Suite au colloque du 3 juin : L’avocat et la publicité : information ou démarchage ? le bulletin publie un article relatif aux bonnes pratiques relatives au nom de domaine des sites internet des avocats, dénonçant par là certains abus.

« La communication par internet est réglementée par les articles 6.6, 10.11 et par l’annexe 12 de notre règlement intérieur. L’article 10.11 fixe les règles applicables au site internet ouvert par l’avocat ; il précise les mentions obligatoires, les mentions autorisées et règlemente les liens hypertexte. Il rappelle que le contenu du site doit être respectueux du secret professionnel, de la dignité et de l’honneur de la profession. L’avocat doit informer l’Ordre sans délai de l’ouverture d’un site et lui communiquer les noms de domaine qui permettent d’y accéder. Dans un rapport qu’il a présenté au Conseil, M. Vincent Canu, MCO, a souhaité attirer son attention sur les abus qu’une minorité se permet en adoptant un vocable (avocat-divorce.com, divorce-avocat.com, avocat.net, aide-avocat.com, avocats-droit.com, permis.avocats.org, avocats-permisapoints.com, recuperersonpermis.com, avocat-licenciement.fr, licenciementavocat.fr, etc.).

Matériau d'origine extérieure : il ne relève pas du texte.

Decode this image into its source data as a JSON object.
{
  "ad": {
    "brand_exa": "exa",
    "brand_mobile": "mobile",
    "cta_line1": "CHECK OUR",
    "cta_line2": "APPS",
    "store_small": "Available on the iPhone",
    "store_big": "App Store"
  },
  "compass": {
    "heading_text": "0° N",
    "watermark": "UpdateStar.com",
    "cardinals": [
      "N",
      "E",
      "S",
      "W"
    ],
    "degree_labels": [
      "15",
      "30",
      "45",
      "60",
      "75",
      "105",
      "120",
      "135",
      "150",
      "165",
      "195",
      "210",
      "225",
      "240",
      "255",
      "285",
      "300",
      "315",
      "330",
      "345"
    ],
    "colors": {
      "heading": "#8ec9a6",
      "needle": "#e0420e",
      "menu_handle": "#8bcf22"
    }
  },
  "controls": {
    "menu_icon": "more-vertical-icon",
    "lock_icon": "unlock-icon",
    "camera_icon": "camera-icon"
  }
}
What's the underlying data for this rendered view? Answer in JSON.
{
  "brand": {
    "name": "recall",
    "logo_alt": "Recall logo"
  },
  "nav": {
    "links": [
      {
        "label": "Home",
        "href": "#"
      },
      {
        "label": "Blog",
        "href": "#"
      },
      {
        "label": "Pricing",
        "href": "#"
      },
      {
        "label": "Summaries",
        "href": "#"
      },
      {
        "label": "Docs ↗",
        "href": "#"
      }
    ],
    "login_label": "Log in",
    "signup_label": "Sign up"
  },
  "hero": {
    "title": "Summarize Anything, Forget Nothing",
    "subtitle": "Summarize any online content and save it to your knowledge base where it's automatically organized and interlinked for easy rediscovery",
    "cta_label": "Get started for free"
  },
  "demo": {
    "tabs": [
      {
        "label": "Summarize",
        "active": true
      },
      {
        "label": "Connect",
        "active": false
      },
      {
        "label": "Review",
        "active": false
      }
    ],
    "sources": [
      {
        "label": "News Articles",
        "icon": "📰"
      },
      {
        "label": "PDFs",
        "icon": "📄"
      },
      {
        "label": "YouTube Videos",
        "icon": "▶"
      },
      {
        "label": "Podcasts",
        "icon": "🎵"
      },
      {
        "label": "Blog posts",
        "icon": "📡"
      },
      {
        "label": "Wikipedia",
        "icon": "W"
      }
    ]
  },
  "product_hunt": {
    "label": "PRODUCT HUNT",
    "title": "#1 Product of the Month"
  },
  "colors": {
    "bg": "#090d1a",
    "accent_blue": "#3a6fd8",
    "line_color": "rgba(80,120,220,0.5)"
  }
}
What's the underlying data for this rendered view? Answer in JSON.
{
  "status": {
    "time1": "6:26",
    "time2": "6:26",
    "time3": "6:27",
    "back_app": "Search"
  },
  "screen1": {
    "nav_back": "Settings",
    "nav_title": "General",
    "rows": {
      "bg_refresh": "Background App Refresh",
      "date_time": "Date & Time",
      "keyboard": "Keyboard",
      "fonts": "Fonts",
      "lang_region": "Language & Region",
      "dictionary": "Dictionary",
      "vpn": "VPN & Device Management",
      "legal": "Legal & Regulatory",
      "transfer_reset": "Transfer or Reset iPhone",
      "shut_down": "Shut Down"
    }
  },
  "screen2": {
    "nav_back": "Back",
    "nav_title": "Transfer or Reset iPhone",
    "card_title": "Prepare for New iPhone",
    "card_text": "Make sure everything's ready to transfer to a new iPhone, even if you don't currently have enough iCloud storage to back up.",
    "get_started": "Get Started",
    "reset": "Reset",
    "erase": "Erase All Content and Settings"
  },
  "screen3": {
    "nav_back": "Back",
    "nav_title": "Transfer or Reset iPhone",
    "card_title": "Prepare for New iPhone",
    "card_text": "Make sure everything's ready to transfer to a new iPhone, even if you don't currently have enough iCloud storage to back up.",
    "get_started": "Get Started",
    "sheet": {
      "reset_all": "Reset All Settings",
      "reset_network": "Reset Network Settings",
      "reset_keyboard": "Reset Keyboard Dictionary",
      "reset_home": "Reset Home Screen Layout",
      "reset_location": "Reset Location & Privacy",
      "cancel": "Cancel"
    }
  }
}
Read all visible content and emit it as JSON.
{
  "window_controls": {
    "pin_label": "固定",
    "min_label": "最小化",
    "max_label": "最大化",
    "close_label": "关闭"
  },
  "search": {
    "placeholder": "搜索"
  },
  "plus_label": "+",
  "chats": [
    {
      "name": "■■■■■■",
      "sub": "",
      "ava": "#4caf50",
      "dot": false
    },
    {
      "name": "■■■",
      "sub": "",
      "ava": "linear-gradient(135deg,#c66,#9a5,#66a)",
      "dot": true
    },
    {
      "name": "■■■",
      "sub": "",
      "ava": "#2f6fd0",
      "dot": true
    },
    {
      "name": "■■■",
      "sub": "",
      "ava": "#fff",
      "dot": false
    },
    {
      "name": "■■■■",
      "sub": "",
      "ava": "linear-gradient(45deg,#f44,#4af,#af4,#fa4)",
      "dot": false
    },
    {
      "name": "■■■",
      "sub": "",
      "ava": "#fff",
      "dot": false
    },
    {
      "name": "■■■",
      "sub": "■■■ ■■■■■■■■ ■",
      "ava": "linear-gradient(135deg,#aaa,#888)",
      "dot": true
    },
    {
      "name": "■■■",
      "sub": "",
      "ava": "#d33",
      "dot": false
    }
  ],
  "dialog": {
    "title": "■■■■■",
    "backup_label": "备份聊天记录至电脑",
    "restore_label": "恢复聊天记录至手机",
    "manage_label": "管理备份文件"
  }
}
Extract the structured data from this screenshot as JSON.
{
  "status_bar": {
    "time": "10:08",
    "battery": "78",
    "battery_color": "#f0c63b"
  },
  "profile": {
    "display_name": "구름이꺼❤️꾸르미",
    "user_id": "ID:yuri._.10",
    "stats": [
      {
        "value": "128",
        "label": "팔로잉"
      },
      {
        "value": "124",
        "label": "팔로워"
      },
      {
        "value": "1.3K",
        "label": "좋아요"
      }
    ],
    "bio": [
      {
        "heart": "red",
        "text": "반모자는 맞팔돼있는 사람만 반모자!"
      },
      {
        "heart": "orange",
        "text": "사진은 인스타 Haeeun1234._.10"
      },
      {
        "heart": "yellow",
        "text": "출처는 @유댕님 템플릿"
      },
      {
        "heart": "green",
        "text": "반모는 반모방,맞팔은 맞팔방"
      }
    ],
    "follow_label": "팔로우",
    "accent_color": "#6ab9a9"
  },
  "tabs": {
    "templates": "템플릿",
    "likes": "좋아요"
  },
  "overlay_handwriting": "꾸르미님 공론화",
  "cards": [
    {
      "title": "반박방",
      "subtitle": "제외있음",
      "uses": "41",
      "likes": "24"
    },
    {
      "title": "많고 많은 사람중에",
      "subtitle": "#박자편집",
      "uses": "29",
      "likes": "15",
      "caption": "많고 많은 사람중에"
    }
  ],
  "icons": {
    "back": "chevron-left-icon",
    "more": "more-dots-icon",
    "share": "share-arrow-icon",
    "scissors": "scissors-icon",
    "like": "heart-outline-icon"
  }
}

À l’usage, ces dénominations créent une confusion en laissant croire que les sites émanent des structures représentatives de la profession (par exemple avocat.net) voire participent directement à l’élaboration et à la mise en œuvre de la norme elle-même (accidentdutravail.net, maladies-professionnelles. fr, controle-urssaf.com, droitdelasecuritesociale.com, frenchdivorces. com, americanlawyersinparis. com, americanmediatorinparis.com).

Une tromperie viole les principes essentiels auxquels l’avocat est tenu.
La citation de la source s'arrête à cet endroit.